Costa didn’t have time to answer. A voice drifted from the door. It was Raffaella. Falcone dipped the cigar down below his waist and flicked it into the vineyard with a long, agile finger.

“You have some identification for these dead African women?” Costa asked in a quiet voice.

“What do you think?” Falcone grumbled. “If a man wishes to commit a crime, best commit it against the underclass. These women’s families are too scared to complain. Or . . .” He didn’t wish to go on.

“Someone has to be able to ID them, Leo.”

“You’d think . . .” the inspector replied with a sour, pinched smile. “Fake names. Fake identities. These are illegal immigrants desperate to stay out of our way. Even when we do find them . . .” He shrugged.

“There must be—” Costa insisted.

“Nic. Please. Enough. I have two officers in Nigeria at this very moment, following up the only real lead we have. It could take months of work, even if people there are willing to speak to us, and they won’t be. Do not equate your absence in all this with a lack of effort on our part. Nothing could be further from the truth.”

Costa shook his head. “I never meant it that way,” he murmured. “I just don’t understand—”

“None of us understands. Perhaps Teresa will shed a little light on matters when we meet.

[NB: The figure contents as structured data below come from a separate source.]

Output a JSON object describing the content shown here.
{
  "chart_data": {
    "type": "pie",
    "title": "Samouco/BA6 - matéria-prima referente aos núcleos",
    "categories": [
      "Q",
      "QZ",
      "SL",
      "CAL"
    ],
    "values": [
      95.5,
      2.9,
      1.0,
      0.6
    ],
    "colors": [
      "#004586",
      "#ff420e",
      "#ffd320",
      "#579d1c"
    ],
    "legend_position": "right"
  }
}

But there’s something else you must do first. That painting we found in the studio. You must either tell me it’s important or let me forget about it altogether. An art expert attached to the Barberini is due to start looking at it shortly. I will make some calls, arrange an appointment for you. I happen to have made this expert’s acquaintance before. She comes highly recommended. The woman’s name is Agata Graziano. The gallery has a laboratory close to the Piazza Borghese. She’s the best apparently. And there’s one more thing . . .”

He elaborated no more and simply gazed at the still-smouldering cigar on the cold winter earth. Then he said: “I want whoever did this, Nic. Just as much as you.”